# SUNDAY FUNDAY



## Riot936 (Mar 16, 2012)

Just kind of curious what all y'all's hangover remedies are?!?! Being I'm a Texan it's always a whataburger cheeseburger and a huge dr.pepper!


----------



## Bigboypolaris (Oct 7, 2012)

Same here buddy!!!


----------



## CRAZYCRACKAZ71 (Oct 8, 2011)

here im a louisiana its another budlight lol


----------



## Riot936 (Mar 16, 2012)

CRAZYCRACKAZ71 said:


> here im a louisiana its another budlight lol


 
Oh no no light beer for me. It's full flavor or nothing. Budweiser is the king of beers!


----------



## narfbrain (Sep 25, 2012)

just did okterberfest celebration last night awesome night of german beers and drinking games and for some reason i feel great this morning!!!!


----------



## Injected (Mar 21, 2010)

Gatorade


----------



## mossyoak54 (Jan 16, 2012)

Gallon of water and 4 Advil. Sometimes it works. 


Sent from the mans IPhone.


----------



## filthyredneck (Feb 10, 2010)

For me, like the first post says.....get somethin to eat!


----------



## Riot936 (Mar 16, 2012)

I always chug a Gatorade and take 4 ibuprofen before I go to bed as well and that helps more than doing it when you wake up


Should be snappin axles, drinkin beer, and causing general mayhem instead of using Tapatalk


----------



## lilbigtonka (Dec 30, 2008)

Def a good breakfast and a redbull never fails 

the wetter the better


----------



## DaveMK1 (Nov 8, 2009)

Hot shower in the morning than no matter how much it hurts, get active and start sweating. Works for me every time


----------



## mossyoak54 (Jan 16, 2012)

DaveMK1 said:


> Hot shower in the morning than no matter how much it hurts, get active and start sweating. Works for me every time


Yup a good couple miles gets it out of your system. 
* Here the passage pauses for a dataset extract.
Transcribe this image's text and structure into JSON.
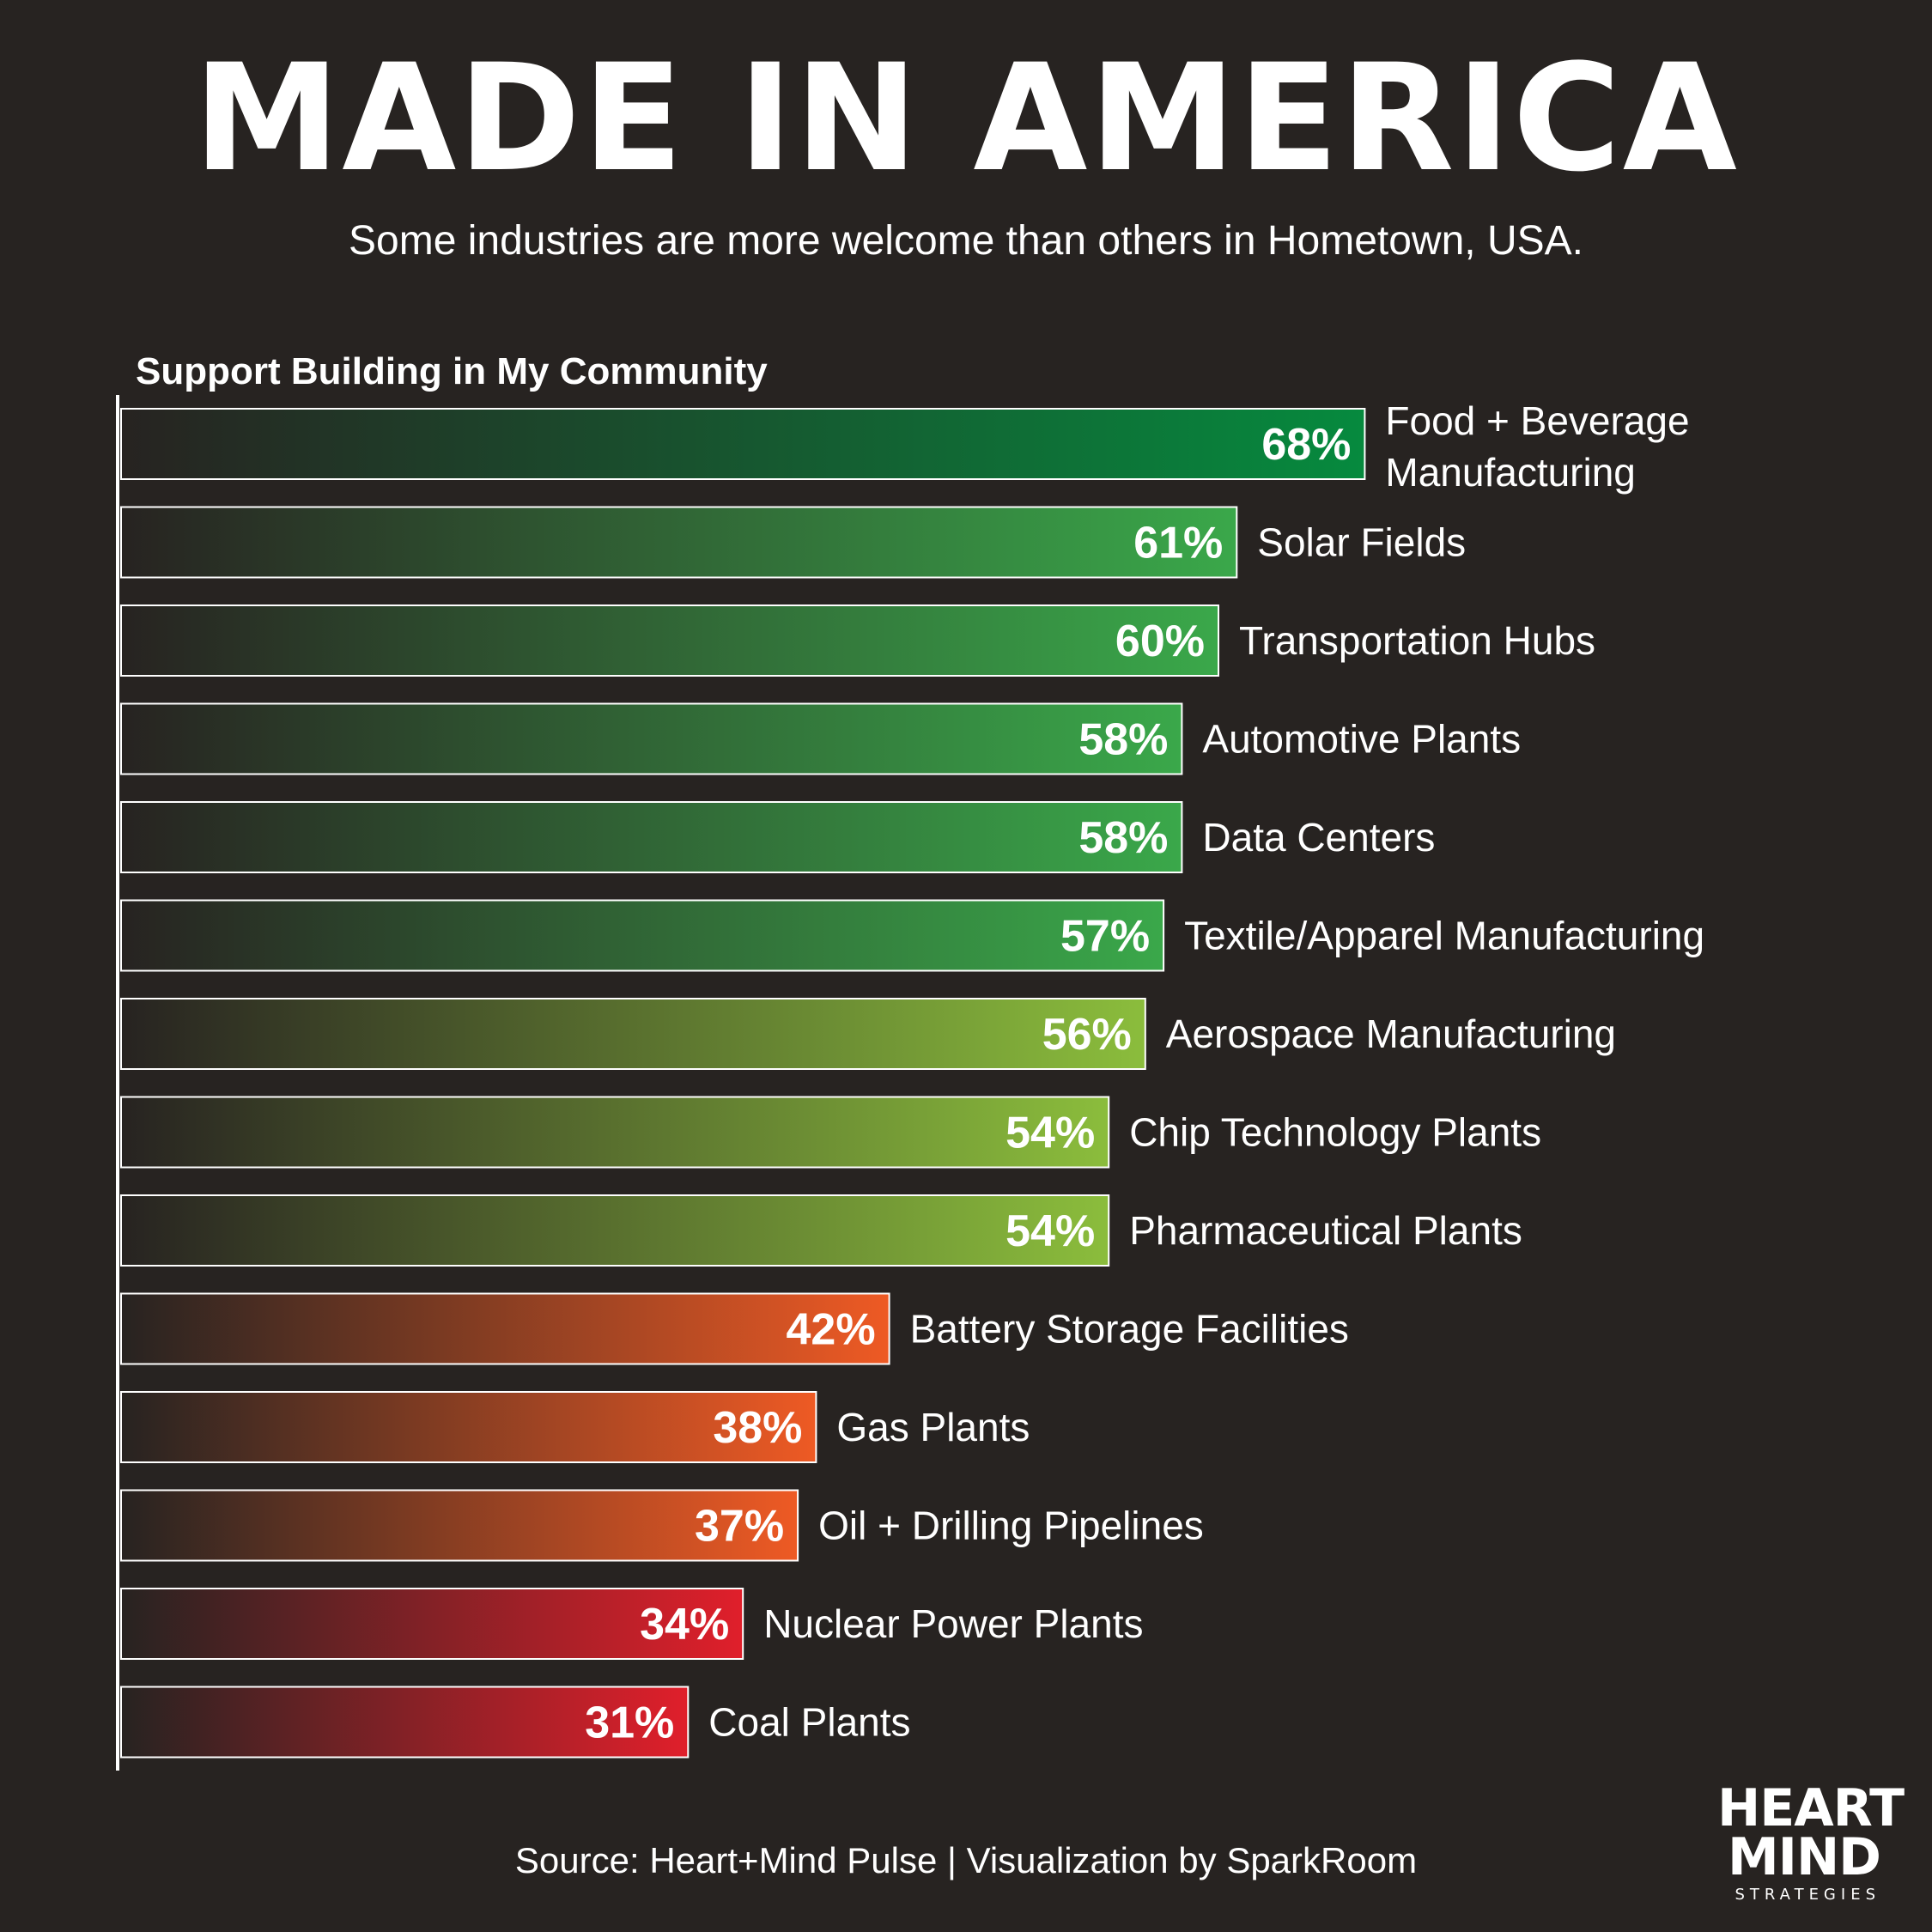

Sent from the mans IPhone.


----------



## Riot936 (Mar 16, 2012)

^^^thats the last thing I think about lol usually we spend most of the day trying to recap the night before haha


Should be snappin axles, drinkin beer, and causing general mayhem instead of using Tapatalk


----------



## blue beast (Feb 16, 2010)

drink another beer does the trick


----------



## walker (Apr 5, 2009)

a greasy breakfast taco and a 12 pack .. gets you right ...


----------



## browland (Apr 4, 2009)

2 BC powders followed by beer and grub ..


----------



## Litenyaup (Aug 28, 2011)

Alkaseltzer morning relief before bed....works every time!


----------



## JstWantoRide (Sep 1, 2011)

Porkroll egg and cheese with hash browns all packed on an everything bagel. mmmmm

And you can only get Porkroll in New Jersey


----------



## Riot936 (Mar 16, 2012)

Before I say that sound horrible, wth is a porkroll


Should be snappin axles, drinkin beer, and causing general mayhem instead of using Tapatalk


----------



## sloboy (Oct 11, 2010)

walker said:


> a greasy breakfast taco and a 12 pack .. gets you right ...


 
Greasy fried chicken and a fence post!!!!


----------



## Riot936 (Mar 16, 2012)

Just did the whataburger dr pepper tradition again haha


Should be snappin axles, drinkin beer, and causing general mayhem instead of using Tapatalk


----------



## sloboy (Oct 11, 2010)

No hangover today.


----------



## sloboy (Oct 11, 2010)

...


----------